ByteDance headquarters in Beijing
US legislation to force China’s ByteDance to divest or face a ban of TikTok could reduce the value of the private fund-backed company © AFP/Getty Images

US institutions with private fund investments in China are struggling to exit what were once among their most successful bets as the regulatory environment tightens and geopolitical tensions mount.

Four public pension plans with more than $4bn allocated to China-focused private equity funds told the Financial Times they were ready to delay redemptions from investments nearing the end of 10-year lifespans. 

Their hesitation reflects fears that US initial public offerings of Chinese companies, an important avenue to exit private capital investments, will remain subdued following a plunge triggered by the Beijing-imposed delisting of Didi, a Chinese ride-hailing app, from the New York Stock Exchange in 2022.

Their concerns have been exacerbated by the launch this month of US legislation that would require ByteDance, a leading Chinese technology group backed by more than a dozen private funds, to divest or face a ban of its popular TikTok video-sharing app.

China has been a place where you could deploy capital, but getting it out is harder,” said Allen Waldrop, director of private equity investments at the $81bn Alaska Permanent Fund Corporation, which has exposure to China. “Now it is a much more severe issue.”

US-backed private funds have for much of the past decade been among the most active investors in China’s burgeoning consumer and internet sectors, as the likes of Sequoia Capital and Silver Lake financed some of the country’s most successful start-ups such as Alibaba and Meituan.

The investment boom carried on even after a trade war broke out between Beijing and Washington. From 2018 — when then-US President Donald Trump imposed punitive tariffs on imports from China — to 2020, Chinese companies received $33bn from private equity led or co-led by US funds, according to Future Union, a group that advocates for US private equity funds to divest Chinese companies. The sum topped the $20bn received from 2015-2017.

The IPO bonanza that enabled hundreds of Chinese companies to go public in New York ended abruptly in 2022, when Beijing undertook data security reviews of companies seeking overseas listings. Records show that just five Chinese companies with US-backed private equity investment have gone public in New York since the beginning of 2022. The figure was 18 in 2021. 

US-led private equity and venture capital investment in China also fell 68 per cent year on year in 2022, according to Crunchbase, a financial data provider.

While the Federal Reserve’s aggressive interest rate increases have been a blow to US IPOs across the board, Beijing’s policy intervention has played an equal, if not bigger, part in keeping local Chinese companies from listing abroad. 

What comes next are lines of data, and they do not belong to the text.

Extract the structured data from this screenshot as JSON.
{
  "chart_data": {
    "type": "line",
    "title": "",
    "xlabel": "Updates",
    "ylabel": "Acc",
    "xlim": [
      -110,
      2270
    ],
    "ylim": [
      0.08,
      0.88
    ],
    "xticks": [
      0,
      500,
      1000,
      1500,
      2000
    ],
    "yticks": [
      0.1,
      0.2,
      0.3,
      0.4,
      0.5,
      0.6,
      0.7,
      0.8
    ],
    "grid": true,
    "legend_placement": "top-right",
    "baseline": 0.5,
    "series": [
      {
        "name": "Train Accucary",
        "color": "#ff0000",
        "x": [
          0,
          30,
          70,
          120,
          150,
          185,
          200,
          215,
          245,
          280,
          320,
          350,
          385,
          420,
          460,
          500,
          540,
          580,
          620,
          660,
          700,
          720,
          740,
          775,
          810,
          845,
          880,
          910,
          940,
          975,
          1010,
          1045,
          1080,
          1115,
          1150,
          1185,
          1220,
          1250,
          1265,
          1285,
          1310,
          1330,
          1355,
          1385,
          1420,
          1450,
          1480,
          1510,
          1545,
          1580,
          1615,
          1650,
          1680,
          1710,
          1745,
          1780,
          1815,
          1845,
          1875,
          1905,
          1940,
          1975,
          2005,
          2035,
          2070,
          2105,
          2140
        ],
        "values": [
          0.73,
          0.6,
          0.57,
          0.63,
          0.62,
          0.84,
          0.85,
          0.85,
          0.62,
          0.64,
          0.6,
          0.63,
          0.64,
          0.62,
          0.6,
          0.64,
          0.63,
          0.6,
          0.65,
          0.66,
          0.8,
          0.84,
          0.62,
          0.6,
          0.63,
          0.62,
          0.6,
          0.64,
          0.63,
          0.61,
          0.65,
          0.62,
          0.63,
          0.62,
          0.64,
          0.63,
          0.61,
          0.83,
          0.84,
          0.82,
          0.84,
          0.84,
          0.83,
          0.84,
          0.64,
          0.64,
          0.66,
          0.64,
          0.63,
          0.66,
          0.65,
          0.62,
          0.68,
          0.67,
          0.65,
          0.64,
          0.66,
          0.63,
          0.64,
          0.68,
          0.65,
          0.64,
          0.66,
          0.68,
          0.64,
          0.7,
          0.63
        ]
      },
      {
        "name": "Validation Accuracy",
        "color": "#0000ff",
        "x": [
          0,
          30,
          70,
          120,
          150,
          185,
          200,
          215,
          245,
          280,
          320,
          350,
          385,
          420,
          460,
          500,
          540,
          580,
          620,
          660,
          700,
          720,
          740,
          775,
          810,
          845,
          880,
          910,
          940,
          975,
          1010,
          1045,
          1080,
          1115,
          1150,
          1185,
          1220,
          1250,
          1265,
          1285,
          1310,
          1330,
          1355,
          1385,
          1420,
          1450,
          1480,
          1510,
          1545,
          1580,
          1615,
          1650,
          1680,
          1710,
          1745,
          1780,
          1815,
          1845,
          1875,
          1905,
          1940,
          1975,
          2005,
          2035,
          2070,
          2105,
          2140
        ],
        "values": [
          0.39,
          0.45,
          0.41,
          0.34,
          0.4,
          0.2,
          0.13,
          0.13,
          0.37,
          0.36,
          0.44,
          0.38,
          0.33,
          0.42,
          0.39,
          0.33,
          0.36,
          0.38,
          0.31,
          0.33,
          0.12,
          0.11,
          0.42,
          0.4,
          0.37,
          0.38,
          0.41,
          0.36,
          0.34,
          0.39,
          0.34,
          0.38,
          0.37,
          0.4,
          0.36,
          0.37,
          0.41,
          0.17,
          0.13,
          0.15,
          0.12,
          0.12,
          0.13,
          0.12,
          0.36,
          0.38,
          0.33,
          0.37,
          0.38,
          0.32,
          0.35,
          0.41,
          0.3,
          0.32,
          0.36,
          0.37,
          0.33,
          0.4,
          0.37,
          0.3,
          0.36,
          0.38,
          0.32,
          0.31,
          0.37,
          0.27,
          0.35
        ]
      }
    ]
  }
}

In July 2021, for example, the Cyberspace Administration of China banned Didi, funded by prominent US investors such as Silver Lake and Coatue, from local app stores for launching a New York IPO despite national security concerns from the authority.

Several months later, China’s stock regulator announced rules that required local companies to go through a complicated review before gaining approval for overseas listing. Didi withdrew from the NYSE in June 2022 as part of the regulatory overhaul.

The stringent review has forced many companies to put off or even give up their US IPO plans even though a listing would provide the best outcome for their private equity shareholders. 

“Investors have gradually come to realise that it has become almost impossible for many Chinese companies to list abroad,” said Ming Liao, a partner at Prospect Avenue Capital, a Beijing-based private equity fund. 

The bill on ByteDance, which passed the US House of Representatives this week, has made achieving an exit even harder as the Chinese internet group, financed by prominent US funds, could plunge in value if it were to lose one of its most valuable assets.

“These investors can’t make any adjustment to their China allocation that has grown too big because of their allocation to ByteDance that has been caught up in the geopolitical crosshairs between the US and China,” said the head of private equity investments at a public pension plan that owns ByteDance stakes.

The IPO slump has taken a toll on China-focused private equity managers once known for their stellar performance. The net internal rate of return, a performance benchmark, of the $2.2bn Warburg Pincus China fund, which began operation in 2016, plummeted to 7.9 per cent in September last year from 25.5 per cent two years ago, according to public filings. 

“You have the China complications, but you also have the broader market complications,” said Waldrop. “For those [China-focused] funds it’s a particularly acute issue.”

While most investors do not have to make an imminent decision, they are aware of risks that are set to worsen in the coming years as an increasing number of PE funds become due for liquidation about a decade after their launch.

“The fact that there’s something that you cannot exit from would of course be a source of concern,” said an executive at a second public pension plan with more than a dozen Chinese private equity investments, adding that “any unexpected lengthening” of investment lifecycle would affect his fund’s future deployment.

Yet most industry insiders could barely find a better solution than extending the PE duration in the hope the IPO window will reopen. 

“Investors are not really going to have much of a choice,” said Niklas Amundsson, a Hong Kong-based partner at Monument Group, a private equity placement agency. “They just have to keep on rolling over the [investment].”